Despite an overwhelming focus the industry has placed on fixed income optimisation to-date, some dealers argue that equity derivatives actually drive the largest amount of initial margin under the industry’s standard initial margin model (Simm). That has driven rapid uptake.

“We saw total margin postings or requirements across the equity products steadily increase since the margin rules went live. So that has become an important part of our full service offering in the initial margin space,” says Williams.

He says that across asset classes, the optimisation service is currently reducing total initial margin by “billions of dollars” on a weekly basis.

Competitors have followed suit. TriOptima also has equity optimisation capabilities, but dealers say participation is higher at Quantile, making the provider a preferred partner for clients seeking a combined service across rates, forex and equity.

“On day one, we built our model in a way that it can handle different asset classes, and I guess we are reaping the benefits of that now,” says Williams.

The start-up was the first to provide counterparty risk reduction services through industry margin hub Acadiasoft, helping banks reduce initial margin after non-cleared margin rules went live in September 2016. Under the rules, in-scope entities are required to post initial margin calculated to cover counterparty exposure over a 10-day holding period to a 99% confidence level. Market participants estimate the cost of funding this margin to total $1 trillion.
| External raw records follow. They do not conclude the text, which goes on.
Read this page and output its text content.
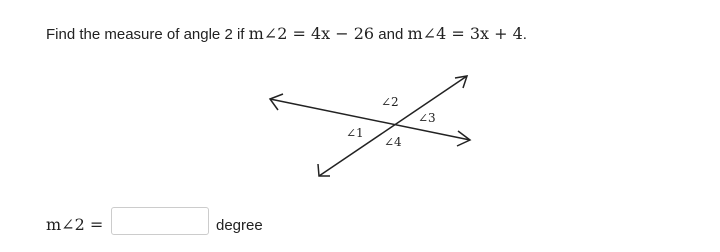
Find the measure of angle 2 if m∠2 = 4x − 26 and m∠4 = 3x + 4.
∠2
∠3
∠1
∠4
m∠2 =	degree
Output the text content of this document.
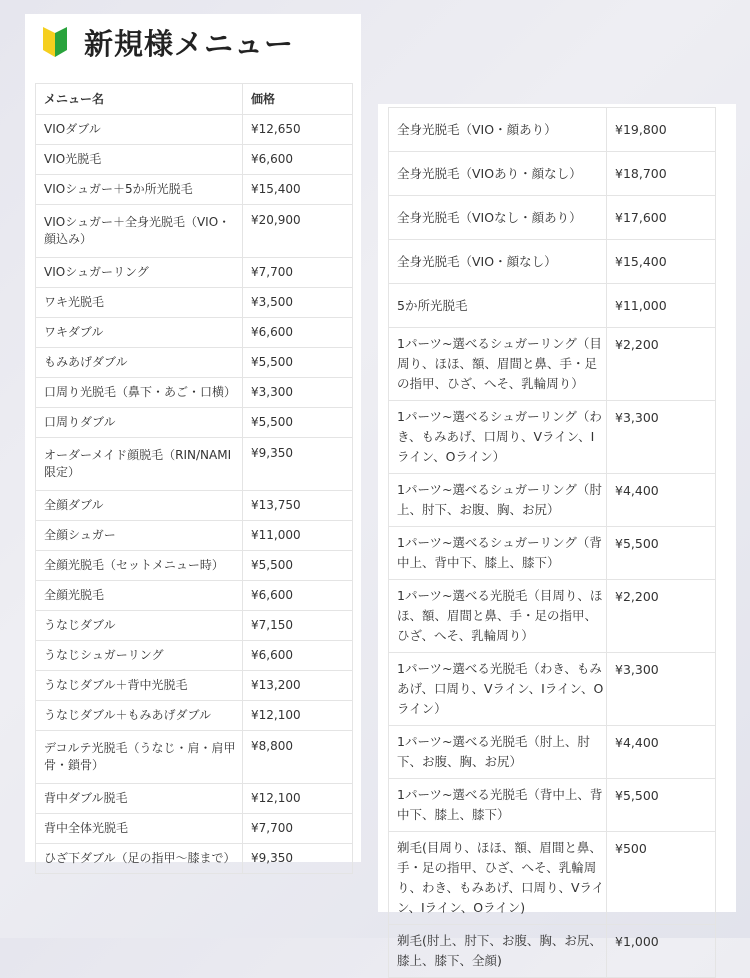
新規様メニュー
メニュー名	価格
VIOダブル	¥12,650
VIO光脱毛	¥6,600
VIOシュガー＋5か所光脱毛	¥15,400
VIOシュガー＋全身光脱毛（VIO・顔込み）	¥20,900
VIOシュガーリング	¥7,700
ワキ光脱毛	¥3,500
ワキダブル	¥6,600
もみあげダブル	¥5,500
口周り光脱毛（鼻下・あご・口横）	¥3,300
口周りダブル	¥5,500
オーダーメイド顔脱毛（RIN/NAMI限定）	¥9,350
全顔ダブル	¥13,750
全顔シュガー	¥11,000
全顔光脱毛（セットメニュー時）	¥5,500
全顔光脱毛	¥6,600
うなじダブル	¥7,150
うなじシュガーリング	¥6,600
うなじダブル＋背中光脱毛	¥13,200
うなじダブル＋もみあげダブル	¥12,100
デコルテ光脱毛（うなじ・肩・肩甲骨・鎖骨）	¥8,800
背中ダブル脱毛	¥12,100
背中全体光脱毛	¥7,700
ひざ下ダブル（足の指甲〜膝まで）	¥9,350
全身光脱毛（VIO・顔あり）	¥19,800
全身光脱毛（VIOあり・顔なし）	¥18,700
全身光脱毛（VIOなし・顔あり）	¥17,600
全身光脱毛（VIO・顔なし）	¥15,400
5か所光脱毛	¥11,000
1パーツ~選べるシュガーリング（目周り、ほほ、額、眉間と鼻、手・足の指甲、ひざ、へそ、乳輪周り）	¥2,200
1パーツ~選べるシュガーリング（わき、もみあげ、口周り、Vライン、Iライン、Oライン）	¥3,300
1パーツ~選べるシュガーリング（肘上、肘下、お腹、胸、お尻）	¥4,400
1パーツ~選べるシュガーリング（背中上、背中下、膝上、膝下）	¥5,500
1パーツ~選べる光脱毛（目周り、ほほ、額、眉間と鼻、手・足の指甲、ひざ、へそ、乳輪周り）	¥2,200
1パーツ~選べる光脱毛（わき、もみあげ、口周り、Vライン、Iライン、Oライン）	¥3,300
1パーツ~選べる光脱毛（肘上、肘下、お腹、胸、お尻）	¥4,400
1パーツ~選べる光脱毛（背中上、背中下、膝上、膝下）	¥5,500
剃毛(目周り、ほほ、額、眉間と鼻、手・足の指甲、ひざ、へそ、乳輪周り、わき、もみあげ、口周り、Vライン、Iライン、Oライン)	¥500
剃毛(肘上、肘下、お腹、胸、お尻、膝上、膝下、全顔)	¥1,000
Flexibility is another feature winning praise from customers. Clients can pick and choose the features they want in their compression run. For instance, if a bank is not ready to book new risk replacement trades yet because it is a new process for them, they can compress without that. Banks can also choose which standardised tenors they want to use for their risk replacement hedges instead of using up all of the available tenors.

“We don’t prescribe how many curves should be used or how you represent your risk. We are looking really to get the client’s representation and making sure we can build a constraint process that can manage the compression in a way they wanted it to work,” says Williams.

The vendor also has plans to leverage the flexibility of risk replacement hedges, with a future service that would allow clients to rebuild the risk through an entirely different set of products. For instance, a bank could unwind forward rate agreements and put on new risk in listed futures.

In keeping with that theme, one key issue the vendor will be focusing on in the future is compressing swaps across multiple CCPs.

“One of the areas clients are also looking at is they want services that can help them reduce risks across multiple CCPs, so that’s an area of focus for us as well,” says Williams.